The Rosh Yeshiva certainly knew how to appreciate Torah, but he was himself like a pearl that requires a special expertise to fully appreciate.

Not Just the Chiddushim, but Also the Tools that Produced the Chiddushim

by Mordecai Plaut

The Rosh Yeshiva was a ba'al mechadesh and he had many original approaches to the classical sugyos studied in yeshivas. However what he gave over was not only, and not even perhaps mainly, his specific innovations. He definitely and deliberately transmitted to his talmidim the intellectual tools that he had himself used to produce these new approaches.

The Rosh Yeshiva used to say that the biggest laziness that there is, is the laziness not to think. The classical image of a slothful person is one who finds it hard to move his body. But the Rosh Yeshiva said that even one who has no problem with getting around may still be plagued by a reluctance to think, since thinking is really the hardest work that there is.

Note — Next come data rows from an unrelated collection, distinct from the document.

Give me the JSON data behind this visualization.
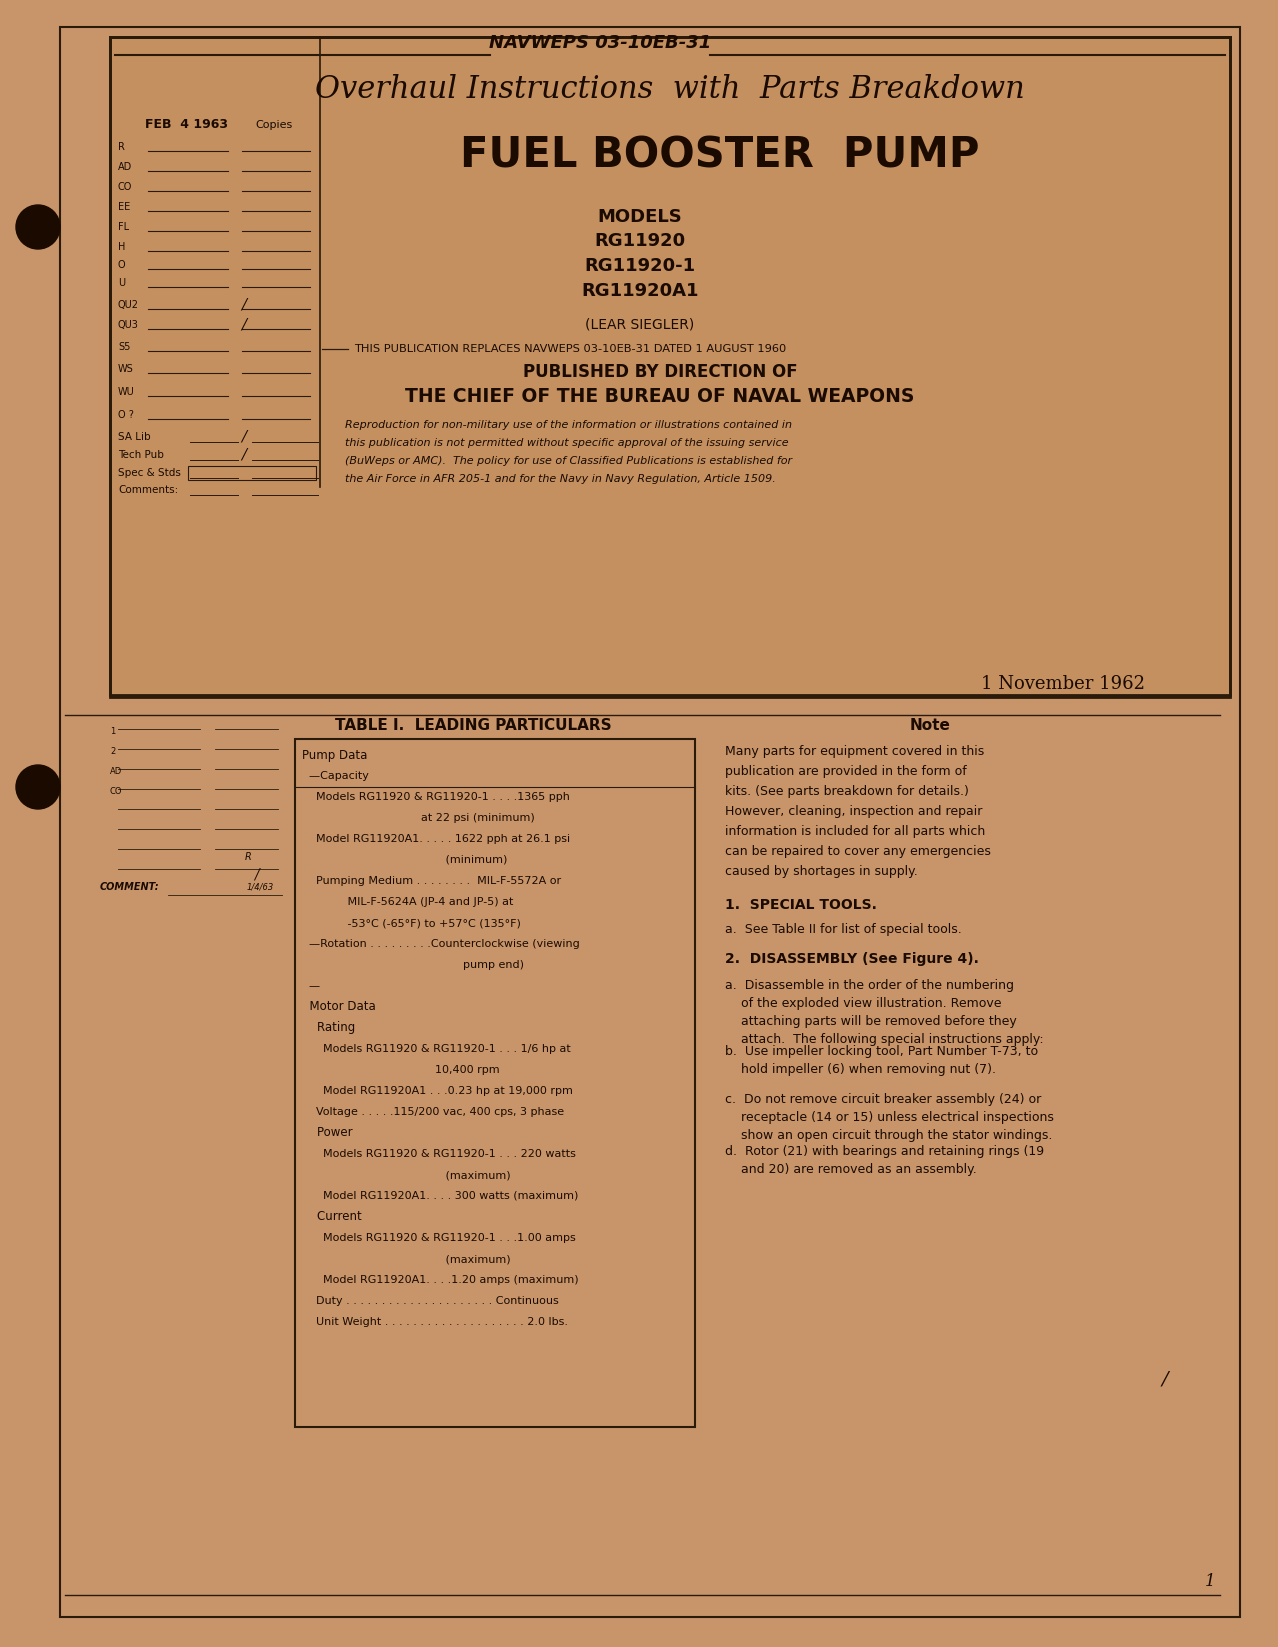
{
  "bg_color": "#c8956a",
  "paper_color": "#d4a574",
  "page_bg": "#c8956a",
  "header_text": "NAVWEPS 03-10EB-31",
  "title1": "Overhaul Instructions  with  Parts Breakdown",
  "title2": "FUEL BOOSTER  PUMP",
  "models_label": "MODELS",
  "models": [
    "RG11920",
    "RG11920-1",
    "RG11920A1"
  ],
  "manufacturer": "(LEAR SIEGLER)",
  "replaces_text": "THIS PUBLICATION REPLACES NAVWEPS 03-10EB-31 DATED 1 AUGUST 1960",
  "published_by": "PUBLISHED BY DIRECTION OF",
  "chief_text": "THE CHIEF OF THE BUREAU OF NAVAL WEAPONS",
  "copyright_text": "Reproduction for non-military use of the information or illustrations contained in\nthis publication is not permitted without specific approval of the issuing service\n(BuWeps or AMC).  The policy for use of Classified Publications is established for\nthe Air Force in AFR 205-1 and for the Navy in Navy Regulation, Article 1509.",
  "date": "1 November 1962",
  "stamp_date": "FEB  4 1963",
  "stamp_copies": "Copies",
  "left_labels": [
    "R",
    "AD",
    "CO",
    "EE",
    "FL",
    "H",
    "O",
    "U",
    "QU2",
    "QU3",
    "S5",
    "WS",
    "WU",
    "O ?"
  ],
  "bottom_labels": [
    "SA Lib",
    "Tech Pub",
    "Spec & Stds",
    "Comments:"
  ],
  "bottom_values": [
    "1",
    "2",
    ""
  ],
  "table_title": "TABLE I.  LEADING PARTICULARS",
  "table_content": [
    "Pump Data",
    "  —Capacity",
    "    Models RG11920 & RG11920-1 . . . .1365 pph",
    "                                  at 22 psi (minimum)",
    "    Model RG11920A1. . . . . 1622 pph at 26.1 psi",
    "                                         (minimum)",
    "    Pumping Medium . . . . . . . .  MIL-F-5572A or",
    "             MIL-F-5624A (JP-4 and JP-5) at",
    "             -53°C (-65°F) to +57°C (135°F)",
    "  —Rotation . . . . . . . . .Counterclockwise (viewing",
    "                                              pump end)",
    "  —",
    "  Motor Data",
    "    Rating",
    "      Models RG11920 & RG11920-1 . . . 1/6 hp at",
    "                                      10,400 rpm",
    "      Model RG11920A1 . . .0.23 hp at 19,000 rpm",
    "    Voltage . . . . .115/200 vac, 400 cps, 3 phase",
    "    Power",
    "      Models RG11920 & RG11920-1 . . . 220 watts",
    "                                         (maximum)",
    "      Model RG11920A1. . . . 300 watts (maximum)",
    "    Current",
    "      Models RG11920 & RG11920-1 . . .1.00 amps",
    "                                         (maximum)",
    "      Model RG11920A1. . . .1.20 amps (maximum)",
    "    Duty . . . . . . . . . . . . . . . . . . . . . Continuous",
    "    Unit Weight . . . . . . . . . . . . . . . . . . . . 2.0 lbs."
  ],
  "note_title": "Note",
  "note_text": "Many parts for equipment covered in this\npublication are provided in the form of\nkits. (See parts breakdown for details.)\nHowever, cleaning, inspection and repair\ninformation is included for all parts which\ncan be repaired to cover any emergencies\ncaused by shortages in supply.",
  "section1_title": "1.  SPECIAL TOOLS.",
  "section1a": "a.  See Table II for list of special tools.",
  "section2_title": "2.  DISASSEMBLY (See Figure 4).",
  "section2a": "a.  Disassemble in the order of the numbering\n    of the exploded view illustration. Remove\n    attaching parts will be removed before they\n    attach.  The following special instructions apply:",
  "section2b": "b.  Use impeller locking tool, Part Number T-73, to\n    hold impeller (6) when removing nut (7).",
  "section2c": "c.  Do not remove circuit breaker assembly (24) or\n    receptacle (14 or 15) unless electrical inspections\n    show an open circuit through the stator windings.",
  "section2d": "d.  Rotor (21) with bearings and retaining rings (19\n    and 20) are removed as an assembly.",
  "page_num": "1"
}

But the Rosh Yeshiva trained his talmidim to think, and he trained them in how to think. The hardest part may be getting people to exert themselves intellectually, but the most important part is perhaps the tools to think properly. By his example as he explained his reasoning and the process of arriving at his ideas, the Rosh Yeshiva showed his students how to think properly and to manipulate abstract ideas correctly.

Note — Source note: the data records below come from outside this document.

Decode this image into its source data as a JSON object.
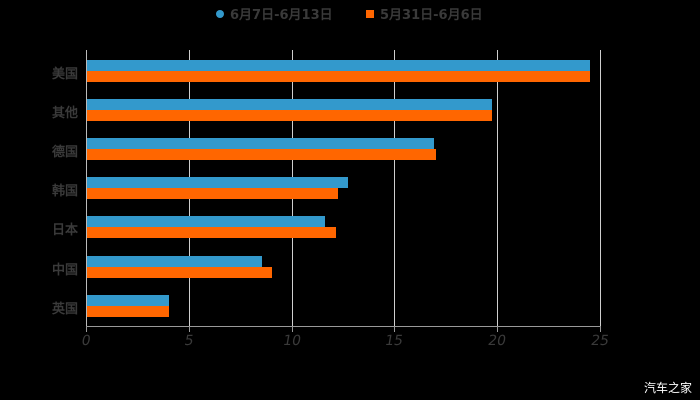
{
  "chart_data": {
    "type": "bar",
    "orientation": "horizontal",
    "title": "",
    "xlabel": "",
    "ylabel": "",
    "xlim": [
      0,
      25
    ],
    "x_ticks": [
      "0",
      "5",
      "10",
      "15",
      "20",
      "25"
    ],
    "grid": true,
    "legend_position": "top",
    "categories": [
      "美国",
      "其他",
      "德国",
      "韩国",
      "日本",
      "中国",
      "英国"
    ],
    "series": [
      {
        "name": "6月7日-6月13日",
        "color": "#3399cc",
        "marker": "circle",
        "values": [
          24.5,
          19.7,
          16.9,
          12.7,
          11.6,
          8.5,
          4.0
        ]
      },
      {
        "name": "5月31日-6月6日",
        "color": "#ff6600",
        "marker": "square",
        "values": [
          24.5,
          19.7,
          17.0,
          12.2,
          12.1,
          9.0,
          4.0
        ]
      }
    ]
  },
  "watermark": "汽车之家"
}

R' Binyomin Wolpin in his hesped quoted HaRav Shach zt"l who said that in many shiurim there are some who benefit and some who do not. However, from R' Abba's shiurim everyone benefits.

Rav Wolpin also noted that the Rosh Yeshiva often told his talmidim, "I do not want you to be another R' Abba. I want you to be what you can be."

Just What It Says

One of the Rosh Yeshiva's chief principles in learning, one that was almost always on his lips, was, "Vos shteit." One must approach an inyan totally objectively, and make sure that all chiddushim and biurim that one says lie in the words of the gemora or the rishonim, and are extracted from them and not newly conceived in one's mind and then put into those words. One must make sure that one is not coming to the sugya with any preconceived notions. One must clear one's mind and always start fresh.

The questions of the shiur, were often original and were thus lessons in themselves — lessons in how to not accept things at face value but to question and probe and challenge.

The Rosh Yeshiva actually stressed — not lomdus, not analysis, not depth, but rather — bakoshas ho'emmes the basic search for truth. One must simply make sure that one understood what one was learning completely and wholly.

With R Abba there was no concept of a be'erech understanding of a sugya. By R Abba, be'erech was treif. One must understand well. He taught his talmidim not be satisfied with an approximate, vague understanding but full clarity and even certainty.

HaRav Moshe Wolpin said in his hesped that for the Rosh Yeshiva, the truth was not something optional. The emes was simply all that there is.

Seeking Truth

In his hesped, HaRav Mordechai Altusky said that R' Abba's very life-breath was his derech in limud. The keystone of his derech, as he always said, is that one must always seek the emes.

What does this mean? What does everyone else do? Who looks for sheker?

Bakoshas ho'emmes burned within him. It was really like a fire. The way he learned, nothing would stop him from reaching the truth. Even if "everyone" learned one way, that would not stop him from considering alternatives, if they led to the truth.

Even his own past Torah did not stop him. Even if he had a few shiurim that were based on a particular approach, it did not stop him from changing his mind when he saw the need to do so.

He was truly moser nefesh for the truth of Torah. He once said that even in those areas that Chazal say one may deviate from emes, he never did so. He just could not bring himself to do it.